MABTON - Mabton Junior/Senior High School's attendance policy has just gotten a whole lot more strict, Principal Jay Tyus informed the Mabton School Board at its regular meeting this past Monday night.
Tyus reviewed some significant changes to the student handbook and chief among them was the significant change in attendance policy.
In the past, students who missed more than 15 days of school per semester lost credits. Tyus said once many students reached this point, they simply stopped coming.
Another point of contention for Tyus was the fact that of the sophomores that took the WASL, those who scored the lowest missed approximately 40 days of school.
Now, students who miss any more than five days of school have to make it up during Friday afternoon school or Saturday school, regardless of the reason for being absent.
"That's any type of absence that's not school related," Tyus told the school board.
School board member Jeanette Williams asked if it mattered whether or not the parents pulled the students from school. Tyus said no, it had to be made up by the end of the tri-mester.
She then asked about students who know they will be gone asking for homework to study in advance. Tyus said the student still has to make it up. Williams said she thought this sounded more like a student just "putting in their time" and that it sounded like more of a punishment.
Superintendent Sandra Pasiero-Davis said, "(A student) has missed information that (they need). It's not about (the student) being punished, you're being given an opportunity."
Pasiero-Davis also said that when a student asks for work in advance for future absences, then that's equivalent to saying a student can be given a textbook and not need a teacher. She emphasized that when a student misses classroom instruction, that student is missing a "context deeper and wider than just a textbook."
Pasiero-Davis encouraged the board to try it out and review the evidence. "Let's see evidence of how it's truly working or how it's truly not."
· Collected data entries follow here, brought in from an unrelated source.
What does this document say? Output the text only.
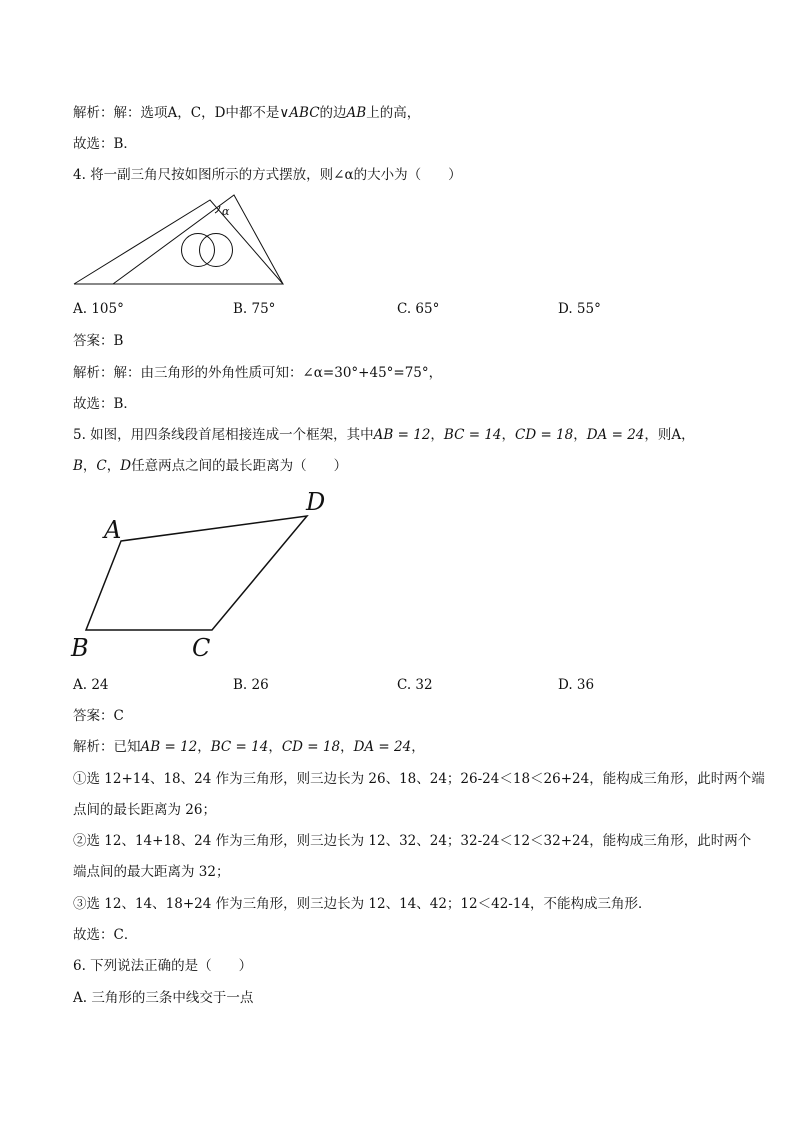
解析：解：选项A，C，D中都不是∨ABC的边AB上的高，
故选：B．
4. 将一副三角尺按如图所示的方式摆放，则∠α的大小为（　　）
α
A. 105°	B. 75°	C. 65°	D. 55°
答案：B
解析：解：由三角形的外角性质可知：∠α=30°+45°=75°，
故选：B．
5. 如图，用四条线段首尾相接连成一个框架，其中AB = 12，BC = 14，CD = 18，DA = 24，则A，
B，C，D任意两点之间的最长距离为（　　）
A
B	C
D
A. 24	B. 26	C. 32	D. 36
答案：C
解析：已知AB = 12，BC = 14，CD = 18，DA = 24，
①选 12+14、18、24 作为三角形，则三边长为 26、18、24；26-24＜18＜26+24，能构成三角形，此时两个端
点间的最长距离为 26；
②选 12、14+18、24 作为三角形，则三边长为 12、32、24；32-24＜12＜32+24，能构成三角形，此时两个
端点间的最大距离为 32；
③选 12、14、18+24 作为三角形，则三边长为 12、14、42；12＜42-14，不能构成三角形．
故选：C．
6. 下列说法正确的是（　　）
A. 三角形的三条中线交于一点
Also under the policy, students cannot bank hours ahead of time.
There is also a push this year for proper attire. Tyus told the school board that for the first 30 days of school, student apparel will be reviewed to ensure it's appropriate.
"(This is) a place of learning, not a fashion show," said Tyus.
Tyus said one concern expressed last year during dress code review was regarding apparel that could be viewed as gang related. This is an effort to ensure gang-related apparel, or other inappropriate garb that doesn't reflect modesty, isn't worn.